The potential effects of being blacklisted

There has been a lot of concern by Australians over the proposed Internet filter. If proposed legislation is implemented, Australian internet users will find themselves part of a two-tier system.

The first tier, which will be mandatory for all Australians, will involve a government-controlled blacklist of prohibited sites that ISPs must block. The second tier, which Australians may opt-out of, involves a more aggressive filter that is to remove all material “inappropriate” for children.

Frontier, one of the main leaders opposed to the internet filtering scheme, has released a fact sheet that outlines the flaws in the proposition.

Mistaken identity

Our main concern with the blacklist concept is the affects a dynamic filter could have on websites that are mistaken as containing 'inappropriate material'. For example, who will compensate a business when their website becomes blacklisted?

"Dynamic filtering is inherently unreliable as technological measures are inferior to human judgement; for example, educational sexual health resources are often inappropriately blocked by dynamic filters." - Frontier

In response to the debate over blacklisting websites Senator Conroy released a discussion paper on additional measures to improve the accountability and transparency of processes that lead to sites being placed on the blacklist.

Government's proposed blacklist methods and processes

The discussion paper mentions methods to block websites as: displaying a blocking notification and appeal mechanism, a review of the website by an independent expert and report to the Minister and Parliament and also a review by an industry group of RC content list classification processes.

Each of these processes mentioned in the discussion paper seem quite time consuming and expensive with businesses subjected to lengthy procedures to put their website back online.

Amongst things, last year the ACMA's blacklist was leaked, which lead to further doubts being raised in the online community over whether such a list, and even web filtering itself, can successfully achieve the federal government's goal of protecting Australians from undesirable content.

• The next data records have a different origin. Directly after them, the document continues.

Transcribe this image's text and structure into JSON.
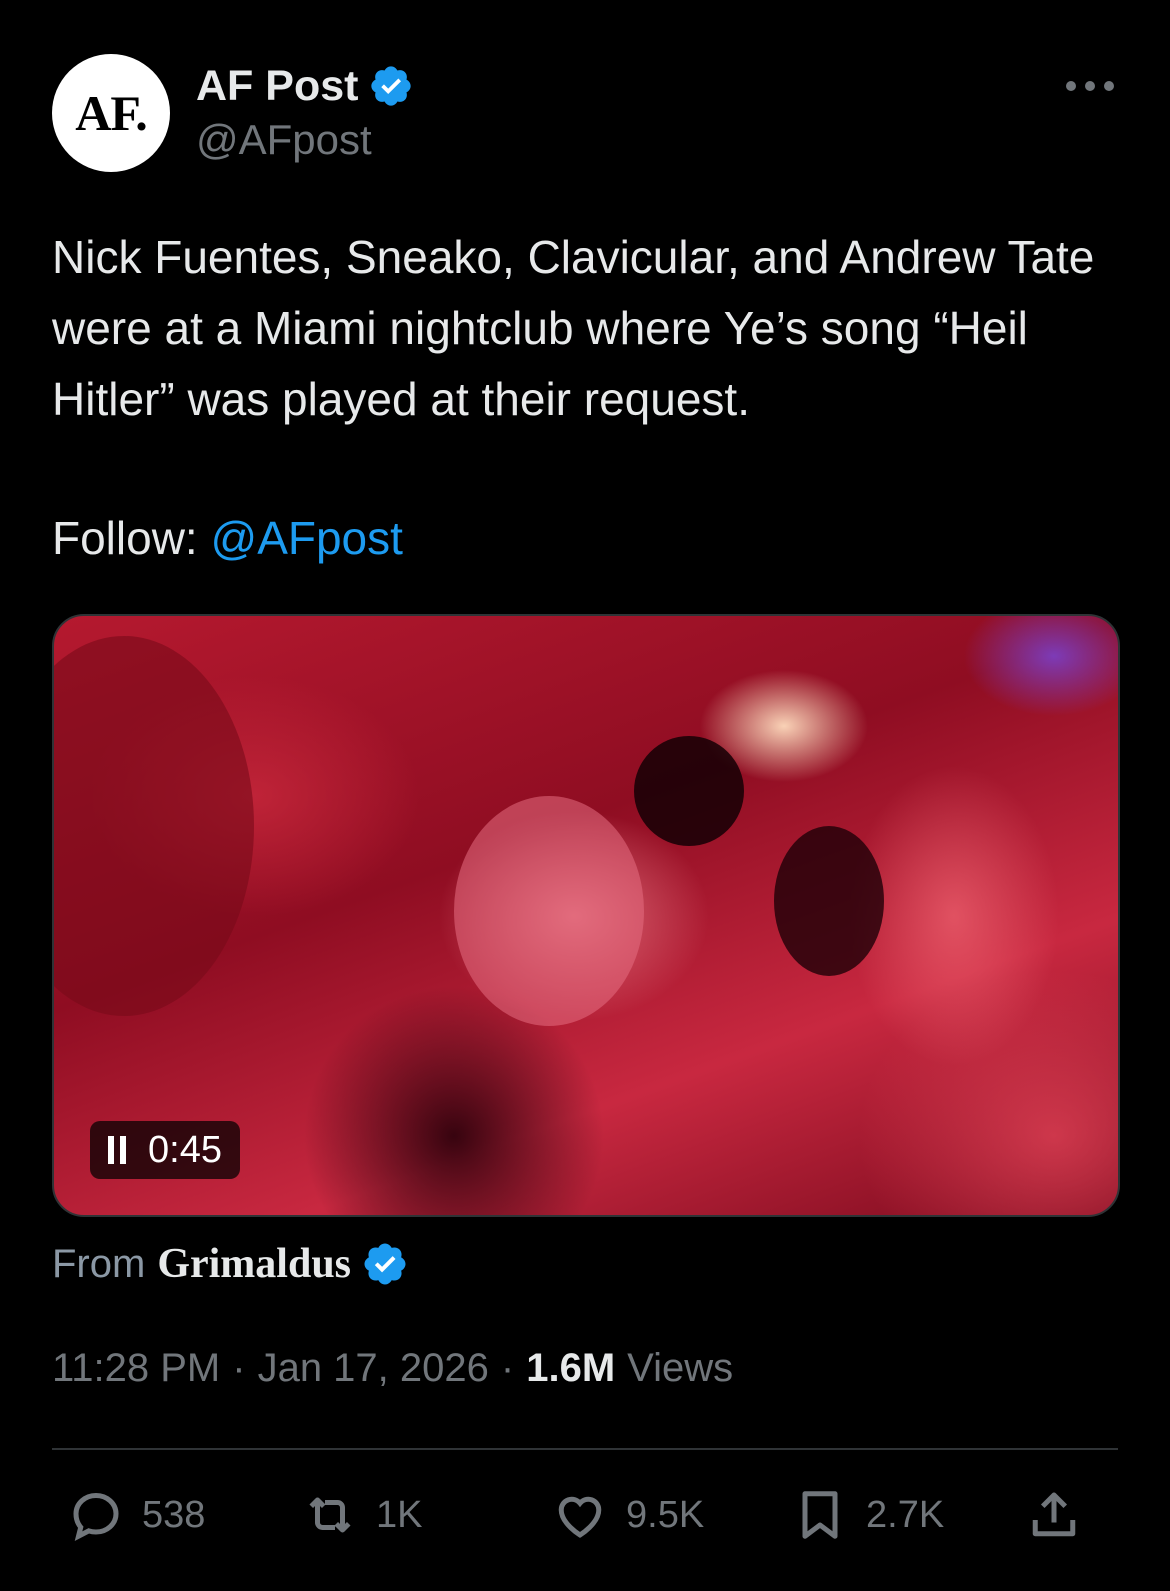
{
  "author": {
    "avatar_text": "AF.",
    "display_name": "AF Post",
    "handle": "@AFpost"
  },
  "tweet": {
    "text": "Nick Fuentes, Sneako, Clavicular, and Andrew Tate were at a Miami nightclub where Ye’s song “Heil Hitler” was played at their request.",
    "follow_label": "Follow:",
    "follow_mention": "@AFpost"
  },
  "media": {
    "duration": "0:45",
    "state_icon": "pause-icon"
  },
  "source": {
    "from_label": "From",
    "name": "Grimaldus"
  },
  "meta": {
    "time": "11:28 PM",
    "date": "Jan 17, 2026",
    "views_count": "1.6M",
    "views_label": "Views",
    "separator": "·"
  },
  "actions": {
    "replies": "538",
    "reposts": "1K",
    "likes": "9.5K",
    "bookmarks": "2.7K"
  },
  "colors": {
    "background": "#000000",
    "text": "#e7e9ea",
    "muted": "#71767b",
    "accent": "#1d9bf0",
    "divider": "#2f3336"
  }
}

So how would your business sustain itself in a digitally censored age?

Do you agree with the federal government's proposal, if so why?

Personally I believe that such money could be spent on other methods that could be more affective in the fight against inappropriate content on the web.


Comments

Alexander wrote:

12/01/10 - 10:05 pm

The Anti Censorship Protest on March 6 Group: http://www.facebook.com/event.php?eid=200213317223&ref=ts

http://whirlpool.net.au/wiki/?tag=cleanfeed Thats a very good info wiki :)

oh and im a member of whirlpool forums which are heavily against the internet censorship and have notable campaigners such as Mark Newton and Geordie Guy.

http://forums.whirlpool.net.au/forum-replies.cfm?t=1360916

letitiapower wrote:

12/01/10 - 3:35 pm

We're actually looking into which groups are the more effective to join & which have the most impact.

We've found a few like:
http://www.facebook.com/group.php?gid=7968823265
http://nocleanfeed.com.au
http://www.facebook.com/group.php?gid=69833515130&ref=search&sid=1000002...

Do you have any suggestions of others?

Alexander wrote:

12/01/10 - 3:30 pm

Will you be blacking your site out as a protest, more info on that here: http://www.internetblackout.com.au/

Oh and instead of cutting police wages down, increase them and fund the police force instead of wasting money and censoring our freedom!

Im hoping to attend the March 6 protest in sydney. how about you?

letitiapower wrote:

12/01/10 - 3:26 pm

I agree redirecting the money into departments that directly deal with child abuse would be more be more beneficial. For example: http://www.afp.gov.au/national/e-crime/virtual_global_taskforce.html.

Alexander wrote:

12/01/10 - 3:21 pm

I think there should be no internet filter/censorship in Australia. its being flawed by the general public and critics and also its a waste of money on which should be spent giving the money to education, police, roads etc. Who else agrees?